In a e-mailed statement sent Monday, CHL confirmed that its nurses had been told not to show up for work. “CHL remains in full compliance with its contractual obligations and is actively seeking a solution.” The company and the health authority have been in a legal dispute over the contract for more than a year.
Ms. Holt’s office referred a request for comment to the province’s health ministry, which, in turn, said inquiries about the contract should be directed to Vitalité. The authority said in a written statement that the “contract with CHL remains in place to this day” but provided no further details.
However, two nurses confirmed to The Globe they were told their employment in New Brunswick was over. The Globe has obtained two e-mails that a Vitalité administrator sent to CHL nurses, informing them about the “end of the contractual relationship” with the Ontario company.
The Globe is not identifying the nurses because they were subject to a non-disclosure agreement with CHL.
Nurses were first notified on Jan. 30 via an e-mail from Chad Doucet, an administrator in charge of operational management of Vitalité‘s CHL contracts, according to a copy obtained by The Globe.
Mr. Doucet asked the nurses to contact him no later than the next morning to discuss “the contractual relationship between CHL and the Vitalité Health Network.” He added that he was available until 11 p.m.
In the e-mail, he reassured the recipients that this was not owing to any mistake or disciplinary issue on their part.

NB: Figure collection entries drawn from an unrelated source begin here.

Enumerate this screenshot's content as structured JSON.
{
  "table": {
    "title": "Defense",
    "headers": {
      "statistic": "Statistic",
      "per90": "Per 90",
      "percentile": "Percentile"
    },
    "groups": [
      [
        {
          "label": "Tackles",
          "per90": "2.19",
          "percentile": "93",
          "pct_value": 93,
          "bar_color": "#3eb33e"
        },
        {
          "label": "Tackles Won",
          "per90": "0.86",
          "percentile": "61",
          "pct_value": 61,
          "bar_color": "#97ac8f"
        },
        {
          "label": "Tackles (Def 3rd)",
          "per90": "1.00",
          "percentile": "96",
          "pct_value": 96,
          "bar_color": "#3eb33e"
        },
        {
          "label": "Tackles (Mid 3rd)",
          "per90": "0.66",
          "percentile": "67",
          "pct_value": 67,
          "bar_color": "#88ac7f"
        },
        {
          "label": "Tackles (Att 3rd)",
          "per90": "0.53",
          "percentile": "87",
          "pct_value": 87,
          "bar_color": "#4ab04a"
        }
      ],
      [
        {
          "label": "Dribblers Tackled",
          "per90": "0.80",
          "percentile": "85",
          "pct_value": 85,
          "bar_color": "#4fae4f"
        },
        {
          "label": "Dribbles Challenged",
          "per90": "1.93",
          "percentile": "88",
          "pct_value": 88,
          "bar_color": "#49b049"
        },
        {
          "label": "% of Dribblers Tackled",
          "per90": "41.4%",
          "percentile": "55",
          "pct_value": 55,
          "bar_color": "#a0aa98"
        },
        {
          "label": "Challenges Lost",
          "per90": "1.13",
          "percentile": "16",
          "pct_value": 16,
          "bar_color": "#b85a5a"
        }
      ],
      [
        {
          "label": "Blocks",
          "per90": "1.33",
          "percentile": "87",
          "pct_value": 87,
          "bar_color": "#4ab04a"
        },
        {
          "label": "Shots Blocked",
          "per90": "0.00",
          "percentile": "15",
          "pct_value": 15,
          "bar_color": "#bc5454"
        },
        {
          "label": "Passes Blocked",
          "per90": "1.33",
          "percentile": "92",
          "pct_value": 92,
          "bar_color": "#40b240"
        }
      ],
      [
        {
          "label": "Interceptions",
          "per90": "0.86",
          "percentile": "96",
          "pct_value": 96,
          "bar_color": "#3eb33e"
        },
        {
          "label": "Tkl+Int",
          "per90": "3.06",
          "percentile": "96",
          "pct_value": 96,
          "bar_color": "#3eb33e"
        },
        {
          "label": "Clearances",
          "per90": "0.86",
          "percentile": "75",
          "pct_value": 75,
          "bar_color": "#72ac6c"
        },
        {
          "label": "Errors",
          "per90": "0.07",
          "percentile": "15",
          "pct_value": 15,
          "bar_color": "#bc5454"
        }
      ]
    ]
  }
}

One nurse said Mr. Doucet told her there had been a meeting where Vitalité decided to end its dealings with CHL. She was informed she could apply for a job with two other agencies that work with the health authority, Magnus HRS and Goodwill Staffing.
In a second e-mail sent Jan. 31, Mr. Doucet said that the contractual relationship between CHL and Vitalité was over as of 11:59 p.m. that night.

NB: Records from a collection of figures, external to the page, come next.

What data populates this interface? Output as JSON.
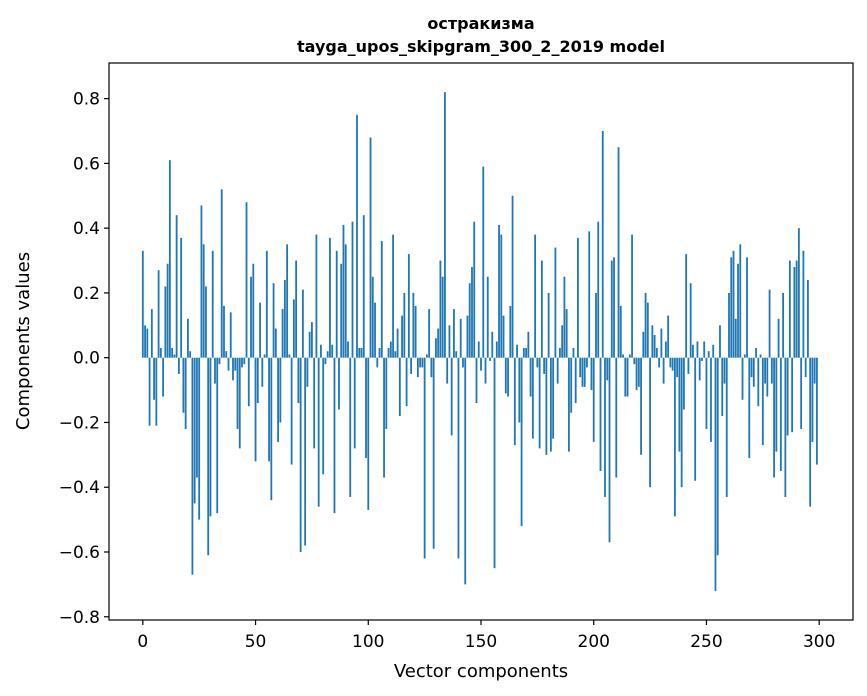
{
  "chart_data": {
    "type": "bar",
    "title": "остракизма",
    "subtitle": "tayga_upos_skipgram_300_2_2019 model",
    "xlabel": "Vector components",
    "ylabel": "Components values",
    "xlim": [
      -15,
      315
    ],
    "ylim": [
      -0.81,
      0.91
    ],
    "x_ticks": [
      0,
      50,
      100,
      150,
      200,
      250,
      300
    ],
    "x_tick_labels": [
      "0",
      "50",
      "100",
      "150",
      "200",
      "250",
      "300"
    ],
    "y_ticks": [
      -0.8,
      -0.6,
      -0.4,
      -0.2,
      0.0,
      0.2,
      0.4,
      0.6,
      0.8
    ],
    "y_tick_labels": [
      "−0.8",
      "−0.6",
      "−0.4",
      "−0.2",
      "0.0",
      "0.2",
      "0.4",
      "0.6",
      "0.8"
    ],
    "bar_color": "#1f77b4",
    "values": [
      0.33,
      0.1,
      0.09,
      -0.21,
      0.15,
      -0.13,
      -0.21,
      0.27,
      0.03,
      -0.12,
      0.22,
      0.29,
      0.61,
      0.03,
      0.01,
      0.44,
      -0.05,
      0.37,
      -0.17,
      -0.22,
      0.12,
      0.02,
      -0.67,
      -0.45,
      -0.37,
      -0.5,
      0.47,
      0.35,
      0.22,
      -0.61,
      -0.49,
      0.33,
      -0.08,
      -0.48,
      -0.02,
      0.52,
      0.16,
      0.02,
      -0.04,
      0.14,
      -0.07,
      -0.04,
      -0.22,
      -0.28,
      -0.03,
      -0.02,
      0.48,
      -0.15,
      0.25,
      0.29,
      -0.32,
      -0.14,
      0.17,
      -0.09,
      0.01,
      0.33,
      -0.32,
      -0.44,
      0.23,
      0.09,
      -0.26,
      -0.2,
      0.15,
      0.24,
      0.35,
      0.01,
      -0.33,
      0.18,
      0.3,
      -0.14,
      -0.6,
      0.21,
      -0.58,
      -0.09,
      0.08,
      0.11,
      -0.28,
      0.38,
      -0.46,
      0.04,
      -0.36,
      -0.02,
      0.02,
      0.37,
      0.04,
      -0.48,
      0.33,
      -0.16,
      0.29,
      0.41,
      0.35,
      0.05,
      -0.43,
      0.42,
      -0.28,
      0.75,
      0.03,
      0.03,
      0.44,
      -0.31,
      -0.47,
      0.68,
      0.25,
      0.17,
      -0.03,
      0.03,
      0.36,
      -0.37,
      -0.22,
      0.03,
      0.05,
      0.38,
      0.02,
      0.09,
      -0.18,
      0.13,
      0.2,
      -0.15,
      0.32,
      -0.05,
      0.2,
      0.16,
      -0.06,
      -0.03,
      -0.03,
      -0.62,
      0.01,
      0.15,
      -0.06,
      -0.59,
      0.06,
      0.09,
      0.3,
      0.25,
      0.82,
      -0.08,
      0.1,
      -0.24,
      0.15,
      0.02,
      -0.62,
      0.12,
      -0.03,
      -0.7,
      0.13,
      0.23,
      0.28,
      0.42,
      -0.14,
      0.05,
      -0.04,
      0.59,
      -0.08,
      0.25,
      -0.01,
      0.08,
      -0.65,
      0.05,
      0.41,
      0.38,
      0.13,
      -0.11,
      -0.12,
      0.16,
      0.5,
      -0.27,
      0.04,
      -0.2,
      -0.52,
      0.03,
      0.03,
      0.08,
      -0.12,
      -0.25,
      0.38,
      -0.03,
      -0.28,
      0.3,
      -0.05,
      -0.3,
      0.2,
      -0.29,
      -0.25,
      0.34,
      -0.08,
      0.03,
      0.1,
      0.25,
      0.15,
      -0.29,
      -0.17,
      0.03,
      -0.14,
      0.37,
      -0.06,
      -0.09,
      -0.09,
      -0.03,
      0.39,
      -0.1,
      -0.26,
      0.2,
      0.42,
      -0.35,
      0.7,
      -0.43,
      -0.07,
      -0.57,
      0.3,
      0.31,
      -0.37,
      0.65,
      0.16,
      0.01,
      -0.12,
      -0.12,
      0.01,
      0.38,
      -0.02,
      -0.1,
      -0.09,
      -0.3,
      0.08,
      0.2,
      0.17,
      -0.4,
      0.1,
      0.07,
      0.03,
      -0.03,
      0.09,
      -0.08,
      0.05,
      0.13,
      -0.03,
      -0.04,
      -0.49,
      -0.06,
      -0.29,
      -0.4,
      -0.16,
      0.32,
      -0.05,
      0.23,
      0.04,
      -0.38,
      0.05,
      -0.07,
      -0.01,
      0.05,
      -0.22,
      0.02,
      -0.26,
      0.04,
      -0.72,
      -0.61,
      0.1,
      -0.18,
      -0.08,
      -0.43,
      0.2,
      0.31,
      0.33,
      0.12,
      0.29,
      0.35,
      -0.13,
      0.01,
      0.31,
      -0.31,
      -0.06,
      -0.09,
      0.03,
      -0.15,
      0.01,
      -0.27,
      -0.08,
      -0.12,
      0.21,
      -0.08,
      -0.37,
      -0.29,
      0.12,
      -0.35,
      0.2,
      -0.43,
      -0.24,
      0.3,
      -0.23,
      0.28,
      0.3,
      0.4,
      -0.22,
      0.33,
      -0.06,
      0.24,
      -0.46,
      -0.26,
      -0.08,
      -0.33
    ]
  }
}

The nurses were further instructed to return their badges and told not to query their supervisors because the decision didn’t come from them but from “the group in charge of the management of agency personnel.”
In an e-mail to its New Brunswick workers, CHL said it was advised by Vitalité that the contract was still in place but the deployment of nurses was stopped for about 30 days. “Our preferred path forward is to restore the previous schedule,” the e-mail states. Although the nurses’ contracts include non-compete clauses, the e-mail noted that the company would not oppose them working for other nurse staffing companies.

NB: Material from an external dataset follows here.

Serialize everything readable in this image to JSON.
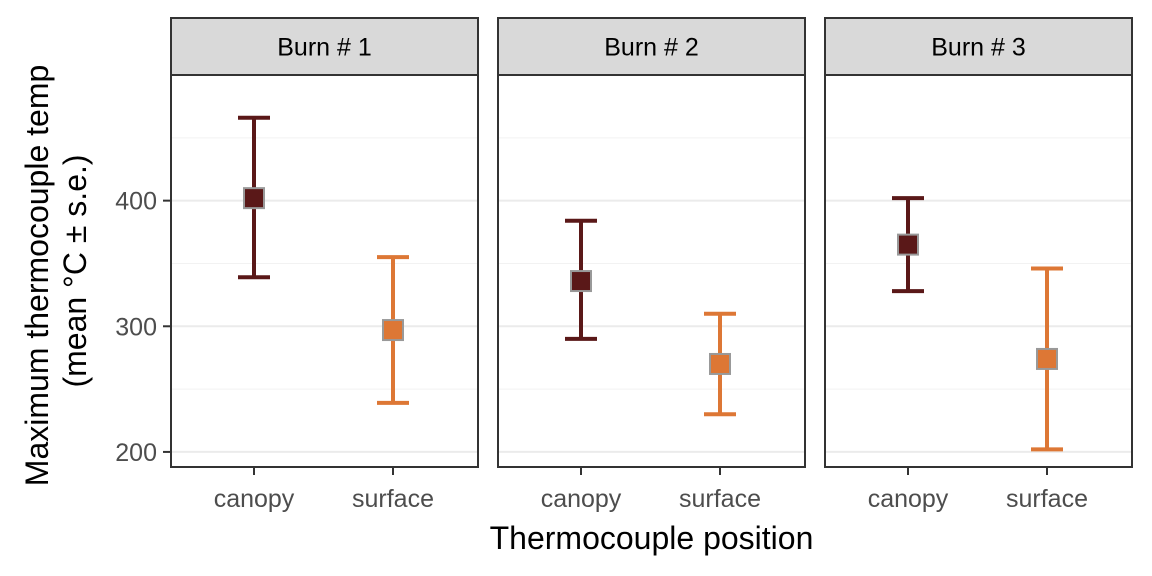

In his 2024 audit of the province’s use of temporary nurses, Mr. Martin had warned about a clause in the CHL contract that provided for an automatic renewal. That clause states that if the company meets a bilingual staffing requirement for 12 months the agreement automatically renews for up to five terms. “This is not good,” he told New Brunswick lawmakers in June.
Vitalité has declined to answer questions about how this will affect staffing levels at hospitals and nursing homes. But invoices obtained by The Globe show that in April of last year, there were 44 CHL nurses deployed in Vitalité facilities.
Last summer, Vitalité chief executive officer France Desrosiers testified before New Brunswick legislators that her organization was compelled to sign deals with CHL in 2022 because it was the only company that could supply bilingual nurses on short notice.
Vitalité officials testified that they had been involved in a year-long legal dispute over the costs of the contracts.
The current CHL contract with Vitalité runs from Dec. 5, 2022, to Feb. 5, 2026, and is worth a maximum of $93-million, not including travel and accommodation expenses. The contract, which charges Vitalité $306.70 an hour for a nurse, was signed at a time when RNs in New Brunswick earned under $50 an hour.
Mr. Martin is currently in court litigation with Vitalité after the authority refused to turn over to his office three internal audits of its contracts with CHL.